Ligaments are soft tissue structures that connect bones to bones. There are several important ligaments in the shoulder.
- Glenohumeral ligaments (GHL):
A joint capsule is a watertight sac that surrounds a joint. In the shoulder, the joint capsule is formed by a group of ligaments that connect the humerus to the glenoid. These ligaments are the main source of stability for the shoulder. They are the superior, middle and inferior glenohumeral ligaments.
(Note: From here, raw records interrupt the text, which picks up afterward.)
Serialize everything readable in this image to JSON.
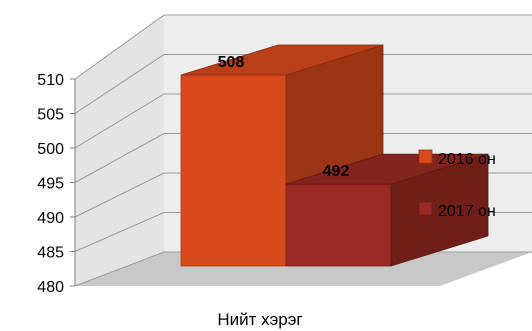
{
  "chart_data": {
    "type": "bar",
    "categories": [
      "Нийт хэрэг"
    ],
    "series": [
      {
        "name": "2016 он",
        "values": [
          508
        ],
        "color": "#D84A1B"
      },
      {
        "name": "2017 он",
        "values": [
          492
        ],
        "color": "#9A2B22"
      }
    ],
    "data_labels": [
      "508",
      "492"
    ],
    "yticks": [
      "480",
      "485",
      "490",
      "495",
      "500",
      "505",
      "510"
    ],
    "ylim": [
      480,
      510
    ],
    "grid": true,
    "legend_position": "right",
    "style": "3d-clustered"
  }
}
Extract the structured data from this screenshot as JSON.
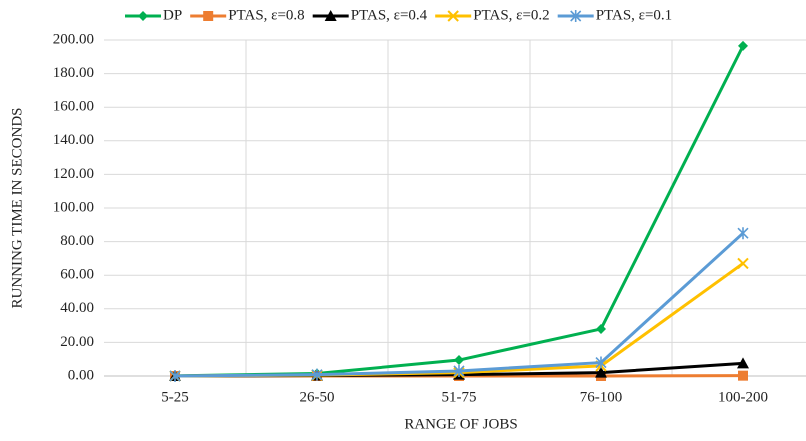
{
  "chart_data": {
    "type": "line",
    "x_label": "RANGE OF JOBS",
    "y_label": "RUNNING TIME IN SECONDS",
    "categories": [
      "5-25",
      "26-50",
      "51-75",
      "76-100",
      "100-200"
    ],
    "series": [
      {
        "name": "DP",
        "color": "#00b050",
        "marker": "diamond",
        "values": [
          0.1,
          1.5,
          9.5,
          28,
          196.5
        ]
      },
      {
        "name": "PTAS, ε=0.8",
        "color": "#ed7d31",
        "marker": "square",
        "values": [
          0,
          0,
          0,
          0,
          0.2
        ]
      },
      {
        "name": "PTAS, ε=0.4",
        "color": "#000000",
        "marker": "triangle",
        "values": [
          0,
          0.3,
          0.8,
          2,
          7.5
        ]
      },
      {
        "name": "PTAS, ε=0.2",
        "color": "#ffc000",
        "marker": "x",
        "values": [
          0,
          0.5,
          2,
          6,
          67
        ]
      },
      {
        "name": "PTAS, ε=0.1",
        "color": "#5b9bd5",
        "marker": "star",
        "values": [
          0,
          0.8,
          3,
          8,
          85
        ]
      }
    ],
    "ylim": [
      0,
      200
    ],
    "yticks": [
      {
        "value": 0,
        "label": "0.00"
      },
      {
        "value": 20,
        "label": "20.00"
      },
      {
        "value": 40,
        "label": "40.00"
      },
      {
        "value": 60,
        "label": "60.00"
      },
      {
        "value": 80,
        "label": "80.00"
      },
      {
        "value": 100,
        "label": "100.00"
      },
      {
        "value": 120,
        "label": "120.00"
      },
      {
        "value": 140,
        "label": "140.00"
      },
      {
        "value": 160,
        "label": "160.00"
      },
      {
        "value": 180,
        "label": "180.00"
      },
      {
        "value": 200,
        "label": "200.00"
      }
    ],
    "grid": true,
    "legend": "top"
  }
}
They help hold the shoulder in place and keep it from dislocating
- Coraco-acromial ligament (CAL):
Another ligament links the coracoid to the acromion - coracoacromial ligament (CAL). This ligament can thicken and cause Impingement Syndrome
- Coraco-clavicular ligaments (CCL):
These two ligaments (trapezoid and conoid ligaments) attach the clavicle coracoid process of the scapula. These tiny ligaments (with the acomioclavicular joint) play an important role in keeping the scapula attached to the clavicle and thus keeping your shoulder 'square'. They carry a massive load and are extremely strong.
A fall on the point of the shoulder can rupture these ligaments with dislocation of the AC Joint .
- Transverse Humeral ligament (THL):
Holds the tendon of the long head of biceps brachii muscle in the groove between the greater and lesser tubercle on the humerus (intertubercular sulcus).